Reading well is one of the great pleasures that solitude can afford you, because it is, at least in my experience, the most healing of all pleasures. It returns you to otherness, whether in yourself or in friends, or in those who may become friends. Imaginative literature is otherness, and as such alleviates loneliness. We read not only because we cannot know enough people, but because friendship is so vulnerable, so likely to diminish or disappear, overcome by space, time, imperfect sympathies, and all the sorrows of familial and passional life.
Terry Eagleton--basically England's Harold Bloom--notes in his remarkably negative review that "[i]t sounds as though Harold is a bit short of mates and reads to make up for it." With all due respect to the achievements of Prof. Eagleton, such a statement reeks of petty snark and, worse yet, of intellectual dishonesty. Loneliness is the undiscussed companion of the human condition and if you do not feel at least a little bit like Prof. Bloom does, then I simply don't understand you.
With the why out of the way, Bloom turns to the how in the 200-odd pages that follow, and it is here that Eagleton's criticisms have some bearing. Bloom divides his book into five sections, one each for short stories, poetry, and drama, and two for the novel, and within each section he briefly treats five to six major authors or works.

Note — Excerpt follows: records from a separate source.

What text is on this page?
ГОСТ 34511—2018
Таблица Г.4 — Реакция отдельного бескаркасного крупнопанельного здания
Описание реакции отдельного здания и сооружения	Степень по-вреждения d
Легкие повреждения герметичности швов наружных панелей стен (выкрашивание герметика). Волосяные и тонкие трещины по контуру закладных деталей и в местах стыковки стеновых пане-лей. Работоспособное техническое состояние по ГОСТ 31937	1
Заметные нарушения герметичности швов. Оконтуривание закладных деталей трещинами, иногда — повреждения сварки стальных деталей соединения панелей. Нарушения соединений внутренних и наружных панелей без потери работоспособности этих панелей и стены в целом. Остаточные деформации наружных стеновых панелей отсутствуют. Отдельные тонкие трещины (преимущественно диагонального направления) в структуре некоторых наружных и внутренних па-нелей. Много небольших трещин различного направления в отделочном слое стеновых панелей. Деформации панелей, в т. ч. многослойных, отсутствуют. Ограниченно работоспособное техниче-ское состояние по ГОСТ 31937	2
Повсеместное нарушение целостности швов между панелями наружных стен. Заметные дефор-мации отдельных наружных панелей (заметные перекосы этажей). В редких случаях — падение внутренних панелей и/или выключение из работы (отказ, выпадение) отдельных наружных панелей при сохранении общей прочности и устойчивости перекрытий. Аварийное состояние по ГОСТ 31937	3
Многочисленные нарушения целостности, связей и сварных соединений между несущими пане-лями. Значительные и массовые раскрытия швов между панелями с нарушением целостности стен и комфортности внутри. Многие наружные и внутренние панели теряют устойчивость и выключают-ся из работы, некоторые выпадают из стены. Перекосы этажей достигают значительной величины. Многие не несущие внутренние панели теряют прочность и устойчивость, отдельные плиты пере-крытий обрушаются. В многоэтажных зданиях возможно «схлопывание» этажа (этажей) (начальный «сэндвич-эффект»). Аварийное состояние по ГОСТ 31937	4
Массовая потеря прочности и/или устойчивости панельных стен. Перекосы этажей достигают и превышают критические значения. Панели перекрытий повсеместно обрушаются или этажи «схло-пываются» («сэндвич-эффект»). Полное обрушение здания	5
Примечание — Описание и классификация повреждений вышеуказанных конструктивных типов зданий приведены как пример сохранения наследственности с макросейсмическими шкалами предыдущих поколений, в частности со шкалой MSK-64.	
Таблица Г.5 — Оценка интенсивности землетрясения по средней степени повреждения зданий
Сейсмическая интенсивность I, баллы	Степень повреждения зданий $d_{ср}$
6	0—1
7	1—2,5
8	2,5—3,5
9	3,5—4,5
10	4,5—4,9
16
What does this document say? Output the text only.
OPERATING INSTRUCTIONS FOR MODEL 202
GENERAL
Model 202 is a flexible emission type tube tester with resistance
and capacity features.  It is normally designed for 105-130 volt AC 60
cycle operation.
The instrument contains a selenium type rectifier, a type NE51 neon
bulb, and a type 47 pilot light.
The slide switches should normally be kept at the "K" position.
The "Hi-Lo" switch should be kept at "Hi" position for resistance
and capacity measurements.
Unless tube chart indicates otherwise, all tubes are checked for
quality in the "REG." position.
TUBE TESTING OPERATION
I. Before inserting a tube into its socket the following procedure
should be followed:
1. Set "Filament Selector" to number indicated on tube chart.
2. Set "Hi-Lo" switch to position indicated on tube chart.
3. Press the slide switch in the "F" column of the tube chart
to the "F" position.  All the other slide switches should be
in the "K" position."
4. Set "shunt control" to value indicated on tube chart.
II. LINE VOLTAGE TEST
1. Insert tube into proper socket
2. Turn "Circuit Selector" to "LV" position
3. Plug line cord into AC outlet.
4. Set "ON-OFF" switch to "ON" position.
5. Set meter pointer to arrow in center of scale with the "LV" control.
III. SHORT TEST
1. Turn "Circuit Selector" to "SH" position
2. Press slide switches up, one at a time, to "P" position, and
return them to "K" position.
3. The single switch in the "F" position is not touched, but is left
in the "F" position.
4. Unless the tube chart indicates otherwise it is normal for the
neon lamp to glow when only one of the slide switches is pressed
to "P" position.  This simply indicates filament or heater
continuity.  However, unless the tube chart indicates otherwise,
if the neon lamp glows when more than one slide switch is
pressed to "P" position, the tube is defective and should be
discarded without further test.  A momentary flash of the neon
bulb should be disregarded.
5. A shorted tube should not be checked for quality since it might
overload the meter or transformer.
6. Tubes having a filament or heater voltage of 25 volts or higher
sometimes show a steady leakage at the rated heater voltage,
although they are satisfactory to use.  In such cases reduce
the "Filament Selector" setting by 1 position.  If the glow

Each gives the impression of being somewhat less than Bloom has to offer; while the section on Keats may serve as a passable introduction to the poet and enlightens us as to why Bloom treasures "Le Belle Dame sans Merci," it fails to break free from Bloom's solipsism. Despite Bloom's notions that we should be forever reading the best literature available to us, knowing how to read Keats is not the same thing as knowing how to read; knowing how to read Keats exactly like Harold Bloom is more distant still. Furthermore, the meager selections of works suggest no reason for their being included together, and while Bloom tosses superlatives around with impunity (there is no "higher aesthetic achievement by a twentieth-century American writer than As I Lay Dying," no greater book by a living American than Blood Meridian, no greater book by an American black than Invisible Man), their ubiquity drains them of power and it is hard to shake the feeling that the works have been selected, not for their greatness, but by whim.
One notable exception to this piecemeal feeling is the final chapter, on the American novel since Melville, in which Bloom articulates an affinity among seven novels: Moby-Dick, As I Lay Dying, Miss Lonelyhearts, The Crying of Lot 49, Invisible Man, Blood Meridian, and Song of Solomon. These novels all express a "negative sublimity," a horrific transcendence in the tradition of Moby-Dick and a uniquely American and apocalyptic vision:
It is not the function of reading to cheer us up, or to console us prematurely. But I conclude by affirming that all of these American visions of the End of our Time offer us more, much more, than their cleansing negativity... There are survivors among these: Ishmael, Oedipa, Invisible Man. Why read? Because you will be haunted by great visions: of Ishmael, escaped alone to tell us; of Oedipa Maas, cradling the old derelict in her arms, of Invisible Man, preparing to come up again, like Jonah, out of the whale's belly. All of them, on some of the higher frequencies, speak to you and for you.
This, unsurprisingly, does not meet Terry Eagleton's expectations of serious criticism, and though my expectations were quite different it did not quite meet them, either. But to read Bloom is to be in the presence of someone who truly loves reading; I hope that one day I should love my own children as much as Bloom loves books. There is little concrete advice in How to Read and Why, but I do find that it inspires me to find something in books that speaks to me as loudly as these works speak to him. Insofar as the success of How to Read and Why is encountering another soul with its unique passions, a literary fellow traveler, it fails as literary criticism but succeeds as something of sister text to the books it idolizes, alleviating a trace of human loneliness.